Klagenfurt - Ein 13-Jähriger terrorisiert seit Monaten die Klagenfurter Innenstadt. Die Behörden stehen dem Treiben machtlos gegenüber, da er noch strafunmündig ist.

Zuletzt wurde der jugendliche in die neuropsychiatrische Abteilung des LKHs eingewiesen. Der 13-Jährige riss jedoch aus und attackierte darauf mit Freunden einen Pensionisten auf dem Parkplatz eines Einkaufszentrums. Einer der vier zielte mit einer Waffe auf den Mann. Unterdessen trat der 13-Jährige auf das Auto ein, und beschädigte es schwer.

Immer wieder ist der Jugendliche in Schlägereien verwickelt, verübt Sachbeschädigungen und bedroht Passanten. "Wenn wir ihn aufgreifen, erklärt er, dass er sei strafunmündig sei und wir ihm nichts tun können", erklärte ein Polizist. Vor einigen Wochen wurde der Junge nach einem neuerlichen Gewaltexzess in einem Heim in Oberitalien untergebracht. Doch auch die spezialisierten Betreuer schafften es nicht, mit dem 13-Jährigen umzugehen und schickten ihn wieder zurück. Daraufhin wurde der 13-Jährige in die Neuropsychiatrie eingewiesen. Nach Angaben des medizinischen Direktors des LKH, Thomas Koperna, sei der Patient nicht gefährlich. "Wir konnten ihn deshalb auch nicht festhalten."
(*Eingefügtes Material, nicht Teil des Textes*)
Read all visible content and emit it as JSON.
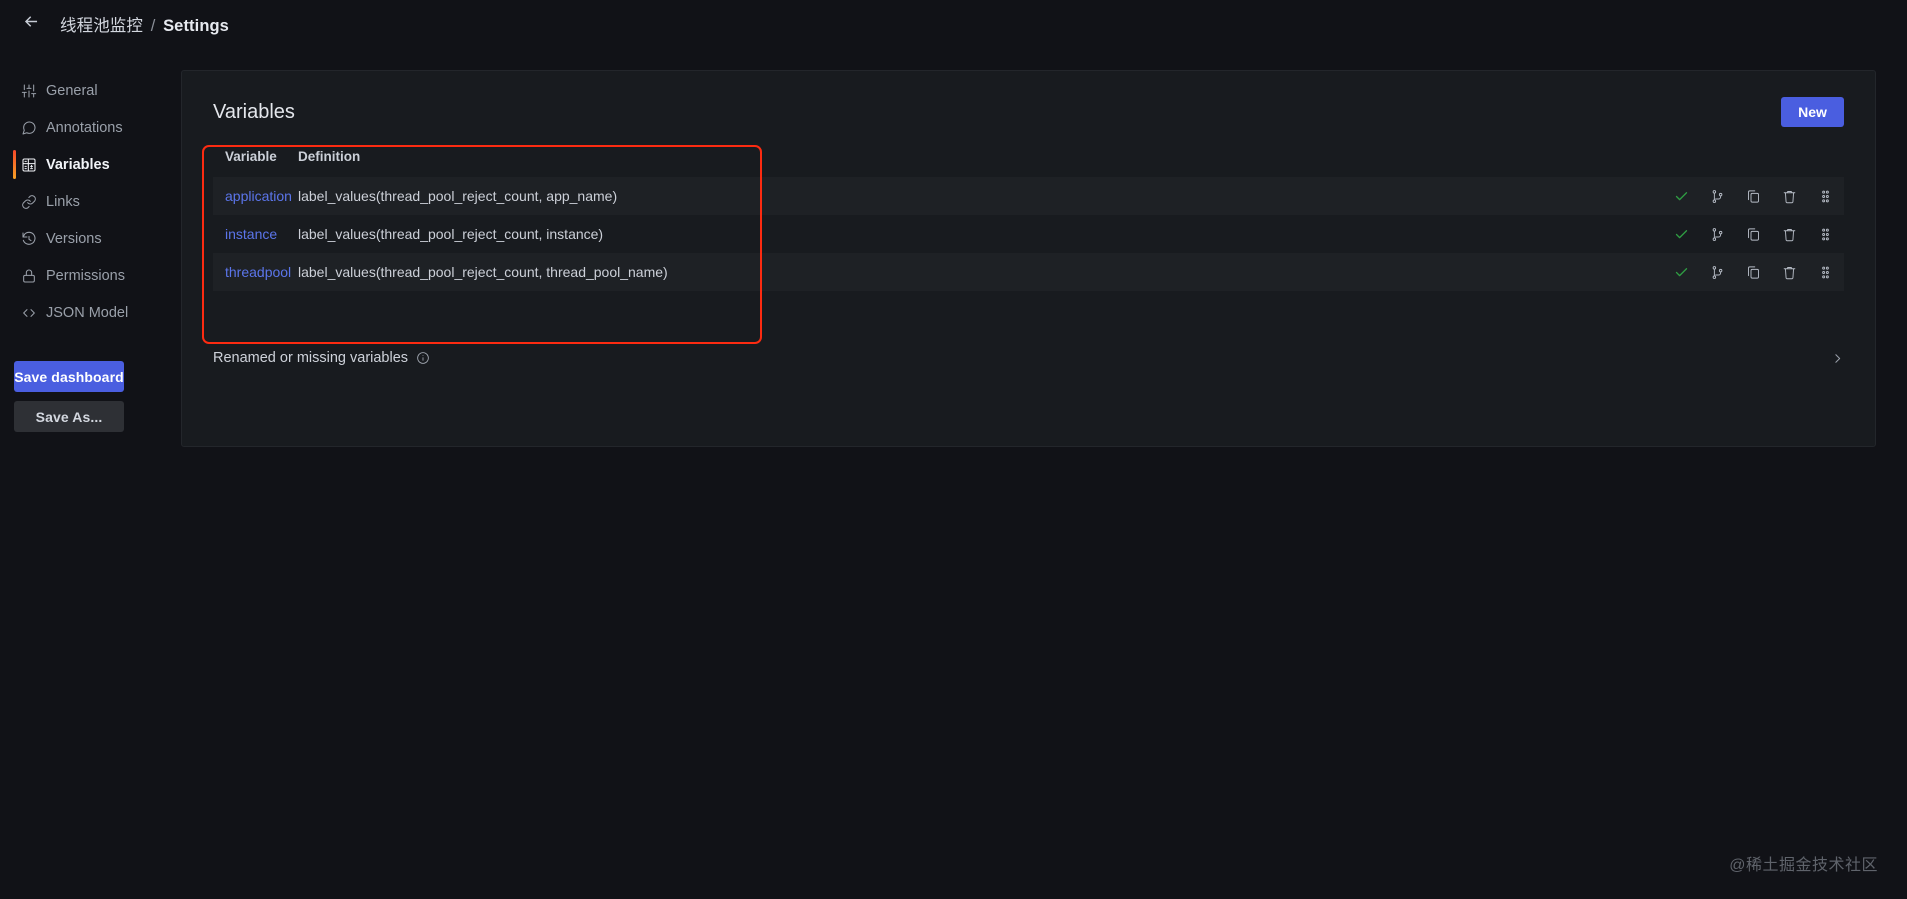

Die SP-Politikerin Gaby Schaunig erklärte auf Anfrage der APA, es gebe derzeit keine gesetzliche Handhabe, unter 14-Jährige für längere Zeit festzusetzen. "Für solche besonderen Fälle muss eine Lösung gefunden werden", forderte sie. Allerdings müsse man dabei mit großer Sensibilität vorgehen, um nicht über das Ziel hinauszuschießen. (APA)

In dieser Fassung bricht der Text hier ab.